Micro e pequenas empresas devem se preparar para uma mudança significativa no calendário tributário. O Comitê Gestor do Simples Nacional (CGSN) antecipou em quatro meses o prazo para a adesão ao regime. A partir de agora, as empresas que desejam ingressar no Simples Nacional em 2027 devem formalizar o pedido entre os dias 1º e 30 de setembro de 2026, alterando a tradição de realizar a opção apenas em janeiro.
Impactos da reforma tributária
A alteração foi oficializada por meio de uma resolução editada em abril, visando incorporar ao regime simplificado o Imposto sobre Bens e Serviços (IBS) e a Contribuição sobre Bens e Serviços (CBS), tributos fundamentais da nova reforma tributária sobre o consumo. Essa mudança busca oferecer maior previsibilidade às empresas antes do início do ano-calendário, permitindo um planejamento financeiro mais robusto e alinhado com as novas exigências fiscais.

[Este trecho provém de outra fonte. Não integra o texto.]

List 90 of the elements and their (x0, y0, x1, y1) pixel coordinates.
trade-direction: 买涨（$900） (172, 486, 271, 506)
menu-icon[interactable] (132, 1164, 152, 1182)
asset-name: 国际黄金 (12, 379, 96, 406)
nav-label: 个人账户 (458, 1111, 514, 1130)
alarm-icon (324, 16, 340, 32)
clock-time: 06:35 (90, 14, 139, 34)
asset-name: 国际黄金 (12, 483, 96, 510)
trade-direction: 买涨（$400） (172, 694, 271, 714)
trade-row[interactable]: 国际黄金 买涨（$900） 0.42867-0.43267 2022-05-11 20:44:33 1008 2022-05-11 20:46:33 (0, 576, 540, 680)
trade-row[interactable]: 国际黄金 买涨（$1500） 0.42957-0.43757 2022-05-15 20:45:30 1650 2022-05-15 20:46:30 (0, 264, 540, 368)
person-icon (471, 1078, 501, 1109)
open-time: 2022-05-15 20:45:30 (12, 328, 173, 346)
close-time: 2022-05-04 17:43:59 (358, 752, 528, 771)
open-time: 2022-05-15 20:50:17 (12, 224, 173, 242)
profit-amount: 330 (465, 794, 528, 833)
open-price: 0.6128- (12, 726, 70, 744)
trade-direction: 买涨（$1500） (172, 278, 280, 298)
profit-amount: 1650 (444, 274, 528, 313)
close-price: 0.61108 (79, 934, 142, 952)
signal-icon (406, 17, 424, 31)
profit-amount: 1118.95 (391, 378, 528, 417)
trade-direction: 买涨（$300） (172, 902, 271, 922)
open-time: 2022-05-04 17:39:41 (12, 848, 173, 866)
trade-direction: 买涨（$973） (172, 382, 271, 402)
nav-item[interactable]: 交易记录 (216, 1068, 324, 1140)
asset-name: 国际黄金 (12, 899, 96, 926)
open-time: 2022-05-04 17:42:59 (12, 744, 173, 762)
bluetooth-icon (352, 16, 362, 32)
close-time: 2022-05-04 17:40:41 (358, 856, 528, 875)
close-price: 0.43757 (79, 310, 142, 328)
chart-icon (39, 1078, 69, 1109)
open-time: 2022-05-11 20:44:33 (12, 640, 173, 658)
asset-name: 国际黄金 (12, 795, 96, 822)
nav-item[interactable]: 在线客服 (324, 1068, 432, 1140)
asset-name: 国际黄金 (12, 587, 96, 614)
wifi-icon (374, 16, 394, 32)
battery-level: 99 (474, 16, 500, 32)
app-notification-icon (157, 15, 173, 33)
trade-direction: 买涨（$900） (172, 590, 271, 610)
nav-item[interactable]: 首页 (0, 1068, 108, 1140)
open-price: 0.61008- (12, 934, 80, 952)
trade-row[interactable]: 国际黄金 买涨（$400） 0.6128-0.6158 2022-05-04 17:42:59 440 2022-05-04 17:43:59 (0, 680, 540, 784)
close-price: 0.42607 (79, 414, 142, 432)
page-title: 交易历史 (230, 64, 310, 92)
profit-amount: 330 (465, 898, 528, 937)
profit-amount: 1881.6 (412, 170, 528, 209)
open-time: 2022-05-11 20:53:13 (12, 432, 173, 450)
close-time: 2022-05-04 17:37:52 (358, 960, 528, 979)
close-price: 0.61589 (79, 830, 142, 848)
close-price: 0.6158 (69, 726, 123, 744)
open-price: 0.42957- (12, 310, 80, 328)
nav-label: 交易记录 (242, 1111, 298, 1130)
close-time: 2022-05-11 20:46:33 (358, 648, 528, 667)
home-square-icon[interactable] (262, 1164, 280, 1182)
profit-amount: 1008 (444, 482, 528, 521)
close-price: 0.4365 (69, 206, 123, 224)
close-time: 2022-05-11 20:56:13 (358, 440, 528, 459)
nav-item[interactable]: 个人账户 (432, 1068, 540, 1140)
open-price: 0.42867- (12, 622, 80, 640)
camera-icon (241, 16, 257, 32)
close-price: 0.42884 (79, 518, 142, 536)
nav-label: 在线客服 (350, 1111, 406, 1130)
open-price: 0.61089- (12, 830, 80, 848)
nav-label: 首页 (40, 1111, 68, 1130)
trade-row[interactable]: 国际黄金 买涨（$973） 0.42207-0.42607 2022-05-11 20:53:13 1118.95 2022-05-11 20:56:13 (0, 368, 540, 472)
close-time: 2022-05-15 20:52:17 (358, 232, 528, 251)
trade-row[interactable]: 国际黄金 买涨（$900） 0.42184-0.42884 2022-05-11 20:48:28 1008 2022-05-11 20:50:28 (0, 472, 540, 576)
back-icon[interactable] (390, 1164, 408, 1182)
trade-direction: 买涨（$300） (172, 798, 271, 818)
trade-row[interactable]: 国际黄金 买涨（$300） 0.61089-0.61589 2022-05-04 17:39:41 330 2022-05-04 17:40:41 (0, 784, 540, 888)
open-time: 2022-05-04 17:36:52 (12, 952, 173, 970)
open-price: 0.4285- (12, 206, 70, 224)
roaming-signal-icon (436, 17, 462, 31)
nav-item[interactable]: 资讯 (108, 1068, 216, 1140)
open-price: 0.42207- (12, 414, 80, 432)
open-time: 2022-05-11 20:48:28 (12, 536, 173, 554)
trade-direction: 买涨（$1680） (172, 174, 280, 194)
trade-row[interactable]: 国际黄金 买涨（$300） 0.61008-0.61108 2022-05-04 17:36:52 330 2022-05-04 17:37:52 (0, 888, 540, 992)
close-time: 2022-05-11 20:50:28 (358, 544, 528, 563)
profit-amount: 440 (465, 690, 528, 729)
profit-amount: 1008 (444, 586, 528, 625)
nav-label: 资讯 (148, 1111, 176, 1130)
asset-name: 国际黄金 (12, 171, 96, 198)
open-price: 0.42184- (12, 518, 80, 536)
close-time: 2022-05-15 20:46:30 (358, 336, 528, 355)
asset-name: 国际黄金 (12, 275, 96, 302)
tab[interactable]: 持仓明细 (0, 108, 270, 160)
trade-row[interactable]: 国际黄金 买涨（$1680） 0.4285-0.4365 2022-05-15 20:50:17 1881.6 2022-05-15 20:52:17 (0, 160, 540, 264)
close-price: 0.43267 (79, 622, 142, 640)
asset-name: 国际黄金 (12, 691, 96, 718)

Gestão de tributos e créditos
Uma das novidades mais relevantes é a possibilidade de a empresa permanecer no Simples Nacional e, simultaneamente, optar pelo recolhimento de IBS e CBS pelo regime regular. Para o primeiro semestre de 2027, essa escolha deve ser feita em setembro de 2026. Caso a empresa não realize essa opção, os tributos continuarão sendo recolhidos dentro da sistemática do Simples, com possibilidade de revisão em março de 2027 para o segundo semestre. Essa decisão é estratégica, especialmente para empresas que operam no modelo B2B, devido ao potencial de geração e aproveitamento de créditos tributários.
Orientações para empresas
É importante ressaltar que quem já integra o Simples Nacional não precisa solicitar a permanência no regime. No entanto, especialistas recomendam uma auditoria fiscal durante o mês de setembro de 2026 para identificar possíveis pendências que possam levar à exclusão para o ano de 2027. Para empresas abertas entre 1º de outubro e 31 de dezembro de 2026, existe uma regra específica: a opção pelo Simples feita no momento do CNPJ produz efeitos tanto para o período restante de 2026 quanto para todo o ano de 2027. O planejamento antecipado é, portanto, a chave para evitar surpresas e garantir a conformidade fiscal.